Can you help with this matter?
I bought a property with my single ownership LLC in 2019. It was rented the same year and was always rented. For tax purposes I filed the expenses/income on my joint tax return every year.
The tenants moved out in Nov 2023 and I sold the property in April 2024.
After entering all my personal income and deductions I had a sizeable refund due to my spouse retiring.
When I entered the income/expenses for the rental and indicating I sold the property, my tax refund swung back to the red nearly 28k!
I entered the purchase price from 2019 using the asset (165k) & land (30k) values from the first return.
For the sale of the property I used the 1099-S form which showed the total amount (310k). I subtracted the original land (30k) value and entered the asset value (280k).

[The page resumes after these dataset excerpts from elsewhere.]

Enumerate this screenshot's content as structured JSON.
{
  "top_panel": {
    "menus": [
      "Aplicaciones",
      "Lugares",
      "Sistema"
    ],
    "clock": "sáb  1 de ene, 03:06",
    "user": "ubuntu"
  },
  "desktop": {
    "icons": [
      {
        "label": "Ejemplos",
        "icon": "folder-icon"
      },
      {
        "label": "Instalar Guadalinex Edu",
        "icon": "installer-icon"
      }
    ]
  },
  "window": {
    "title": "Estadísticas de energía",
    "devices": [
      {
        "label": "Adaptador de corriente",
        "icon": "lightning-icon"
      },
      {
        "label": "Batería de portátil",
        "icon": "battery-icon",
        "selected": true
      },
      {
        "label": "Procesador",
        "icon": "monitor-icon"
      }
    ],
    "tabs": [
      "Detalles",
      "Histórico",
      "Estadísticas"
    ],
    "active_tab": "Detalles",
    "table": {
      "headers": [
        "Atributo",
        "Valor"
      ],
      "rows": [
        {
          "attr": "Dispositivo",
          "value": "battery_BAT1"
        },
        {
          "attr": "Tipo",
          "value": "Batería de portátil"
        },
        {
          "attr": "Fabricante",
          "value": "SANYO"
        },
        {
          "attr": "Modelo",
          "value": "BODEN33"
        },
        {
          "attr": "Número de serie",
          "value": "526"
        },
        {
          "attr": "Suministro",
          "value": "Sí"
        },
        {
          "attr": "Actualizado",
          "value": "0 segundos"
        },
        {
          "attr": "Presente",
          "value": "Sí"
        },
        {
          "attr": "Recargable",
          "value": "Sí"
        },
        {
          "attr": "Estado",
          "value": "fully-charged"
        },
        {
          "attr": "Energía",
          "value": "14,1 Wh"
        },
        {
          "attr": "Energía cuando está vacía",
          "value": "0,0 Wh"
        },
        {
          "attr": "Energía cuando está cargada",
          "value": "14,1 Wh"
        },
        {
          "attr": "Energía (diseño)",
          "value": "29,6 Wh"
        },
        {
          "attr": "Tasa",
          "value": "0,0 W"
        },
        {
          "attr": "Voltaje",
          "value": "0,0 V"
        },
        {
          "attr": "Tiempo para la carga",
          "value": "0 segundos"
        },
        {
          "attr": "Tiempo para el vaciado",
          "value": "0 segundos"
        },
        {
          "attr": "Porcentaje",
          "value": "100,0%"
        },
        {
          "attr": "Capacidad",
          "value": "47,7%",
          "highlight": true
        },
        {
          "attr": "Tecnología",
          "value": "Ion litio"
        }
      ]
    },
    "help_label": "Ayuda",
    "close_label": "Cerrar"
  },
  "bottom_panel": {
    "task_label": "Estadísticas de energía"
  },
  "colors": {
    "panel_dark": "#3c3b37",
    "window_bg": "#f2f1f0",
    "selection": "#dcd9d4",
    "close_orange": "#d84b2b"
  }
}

TT pulled in the previous years of depreciation which I changed (by $1000.00) after looking at last years form 4962.
TT indicates I have a gain of $163k on the disposition of the property.
I'm not following the math as to how I gained 163k when the difference between the original purchase price and sale is 115k.
Any help is appreciated.
You'll need to sign in or create an account to connect with an expert.
Update on the scenario I outlined in original post.
I went back to TT and under the INCOME section for Rentals and for the property in question I went through the steps again. When I checked the box indicating I didn't rent the property in 2024, TT said the property should be removed as a rental and subsequently deleted the property. This immediately swung the Amount Owed back to the original Refund Amount I had earlier.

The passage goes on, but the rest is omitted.